Mr. Robertson noted that a city study concluded there were about 10,800 empty residential units homes in the province, almost all condos, as of 2014. The new tax will apply only to owners of units that are "clearly not being lived in" for the whole year, he said, not to people who live in a home for part of the year and leave it empty for the rest of the time. He added that the city will consult with the public and housing experts before settling on a definitive rate for the tax, which he wants in place by next year.

"We want to be sure it's fair and focused on homes that are empty 12 months a year [and] that we're using all the data that's already being collected," Mr. Robertson said.

"It's not a residence, so it shouldn't be taxed as a residence," he said later. "It's a business holding and should have a higher tax rate."

Finance Minister Mike de Jong said the government will amend the Vancouver Charter – a unique piece of legislation that does not cover British Columbia's other municipalities – to allow the city to collect the tax.

Vancouver will become the first city in Canada to administer its own tax on empty housing units, but other communities such as West Vancouver, B.C., are also examining the idea.

Mr. de Jong said the province would consider similar requests from other communities, though none have done so yet. "It is ultimately their decision to proceed," he said. "If Vancouver wants to do this, our view is that they should have the clear statutory ability to do so."

Richmond Mayor Malcolm Brodie said his city will be studying how Vancouver rolls out this complicated tax.

Penny Gurstein, director of the University of British Columbia's School of Community and Regional Planning, said it is unclear what the impact of taxing empty houses will be on forcing absentee owners to open up their units to renters.

City staff have previously said that if just several thousand units come onto the rental market, the City of Vancouver's 0.6-per-cent rental vacancy rate could climb to 3 per cent.
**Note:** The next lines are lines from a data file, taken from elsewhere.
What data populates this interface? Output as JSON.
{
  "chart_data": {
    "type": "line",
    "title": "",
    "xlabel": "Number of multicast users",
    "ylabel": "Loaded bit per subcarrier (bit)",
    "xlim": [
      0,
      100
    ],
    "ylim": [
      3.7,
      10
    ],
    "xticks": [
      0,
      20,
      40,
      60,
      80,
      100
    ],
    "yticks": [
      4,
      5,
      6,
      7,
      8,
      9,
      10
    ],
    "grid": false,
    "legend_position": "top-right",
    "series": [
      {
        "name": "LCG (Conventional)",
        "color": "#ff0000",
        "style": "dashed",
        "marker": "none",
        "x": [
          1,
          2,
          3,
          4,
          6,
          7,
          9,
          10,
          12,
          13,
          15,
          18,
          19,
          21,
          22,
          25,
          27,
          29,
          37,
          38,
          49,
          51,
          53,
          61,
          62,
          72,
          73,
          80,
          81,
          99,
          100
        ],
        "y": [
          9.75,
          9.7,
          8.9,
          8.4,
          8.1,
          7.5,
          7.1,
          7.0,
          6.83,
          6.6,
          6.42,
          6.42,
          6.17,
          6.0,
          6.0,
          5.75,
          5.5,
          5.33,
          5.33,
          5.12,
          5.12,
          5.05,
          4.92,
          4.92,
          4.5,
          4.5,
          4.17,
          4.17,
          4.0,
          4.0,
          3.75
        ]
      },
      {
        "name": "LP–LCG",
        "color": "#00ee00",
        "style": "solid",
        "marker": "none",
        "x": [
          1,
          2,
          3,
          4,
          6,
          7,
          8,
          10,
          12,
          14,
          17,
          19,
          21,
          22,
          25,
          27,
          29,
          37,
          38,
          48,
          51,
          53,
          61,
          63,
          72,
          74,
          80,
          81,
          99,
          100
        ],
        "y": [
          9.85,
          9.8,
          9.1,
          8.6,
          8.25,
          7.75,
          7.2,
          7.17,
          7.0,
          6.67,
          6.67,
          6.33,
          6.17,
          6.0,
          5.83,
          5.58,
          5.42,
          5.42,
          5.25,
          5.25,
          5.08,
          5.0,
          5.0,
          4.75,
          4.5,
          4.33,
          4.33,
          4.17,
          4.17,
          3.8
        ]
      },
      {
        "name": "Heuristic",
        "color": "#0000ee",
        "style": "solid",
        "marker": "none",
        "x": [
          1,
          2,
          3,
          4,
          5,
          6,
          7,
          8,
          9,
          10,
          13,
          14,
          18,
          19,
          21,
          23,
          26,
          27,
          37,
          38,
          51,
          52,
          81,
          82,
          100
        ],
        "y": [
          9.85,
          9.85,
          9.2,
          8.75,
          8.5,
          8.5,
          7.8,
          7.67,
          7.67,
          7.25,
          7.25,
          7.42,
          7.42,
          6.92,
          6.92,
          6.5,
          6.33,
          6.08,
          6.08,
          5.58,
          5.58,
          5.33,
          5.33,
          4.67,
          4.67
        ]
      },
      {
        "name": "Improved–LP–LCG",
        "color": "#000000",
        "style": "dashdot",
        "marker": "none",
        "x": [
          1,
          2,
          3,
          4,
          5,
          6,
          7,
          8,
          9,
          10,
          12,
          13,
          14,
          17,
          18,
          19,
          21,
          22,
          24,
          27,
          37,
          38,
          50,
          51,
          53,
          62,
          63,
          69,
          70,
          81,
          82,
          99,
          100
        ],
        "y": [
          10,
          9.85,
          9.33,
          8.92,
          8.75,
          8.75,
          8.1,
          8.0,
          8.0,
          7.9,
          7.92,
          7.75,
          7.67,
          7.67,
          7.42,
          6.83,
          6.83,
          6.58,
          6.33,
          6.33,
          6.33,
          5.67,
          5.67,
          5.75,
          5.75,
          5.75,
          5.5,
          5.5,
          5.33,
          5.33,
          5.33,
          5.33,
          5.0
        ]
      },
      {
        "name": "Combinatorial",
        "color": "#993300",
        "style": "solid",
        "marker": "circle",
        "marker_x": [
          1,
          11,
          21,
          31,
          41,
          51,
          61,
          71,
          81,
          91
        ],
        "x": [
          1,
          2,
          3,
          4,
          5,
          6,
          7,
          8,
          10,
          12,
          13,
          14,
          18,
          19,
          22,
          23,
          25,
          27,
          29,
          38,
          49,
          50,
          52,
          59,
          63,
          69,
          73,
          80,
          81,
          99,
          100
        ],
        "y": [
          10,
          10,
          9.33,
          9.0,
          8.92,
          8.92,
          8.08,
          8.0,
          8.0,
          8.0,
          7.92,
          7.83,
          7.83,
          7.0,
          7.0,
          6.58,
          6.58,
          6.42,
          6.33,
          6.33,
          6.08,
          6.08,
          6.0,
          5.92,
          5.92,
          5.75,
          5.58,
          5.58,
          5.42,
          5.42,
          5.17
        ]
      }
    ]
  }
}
Housing experts say a healthy vacancy rate is 3 per cent to 5 per cent.

"I don't think it's going to significantly affect the rental stock. What it might do is send a message that Vancouver is not totally open for [just] any kind of real estate transactions," Ms. Gurstein said.

That's what happened in the London borough of Camden, where a 2013 tax on "ghost homes" initially forced about one-third of absentee owners to begin renting out their flats. However, the majority of those holding empty units have kept them vacant because the spike in their property values each year dwarfs the amount of the new penalty.

Vancouver Councillor Kerry Jang said the executive of the Union of B.C. Municipalities will be meeting on Friday and will likely discuss the vacancy tax.

Mr. Robertson said he is hopeful the city can create a tax that is "efficient and straightforward" to administer. The city plans to use property assessment information to exempt owners who can prove they are the primary residents of their property, either by producing government identification that shows they live there or disclosing a renter's long-term lease agreement, the mayor said.

Any system involving this provincial data will likely have to be vetted by B.C.'s Information and Privacy Commissioner, Mr. de Jong said.

The NDP's housing critic, David Eby, cast the announcement as too little, too late.

He said the province refused to take action on real estate prices over the previous 12-week legislative session and that the only reason the Liberal government is doing something now is because it's looking at poll numbers in Metro Vancouver.

"The action they're allegedly taking is, as always, the absolute least that they could do," he said.

"They're asking the City of Vancouver to do their job of protecting the interests of Metro Vancouver residents who can't afford to buy a place, simply because they're unwilling to do it themselves."

Mr. Eby said he will have to see what Mr. de Jong puts forward in the legislature before he decides whether to support it.

The announcement comes two weeks after B.C. Premier Christy Clark announced sweeping changes to the real estate industry, promising to end self-regulation and introduce a host of other changes designed to crack down on unethical agents and improve investigations of unscrupulous conduct.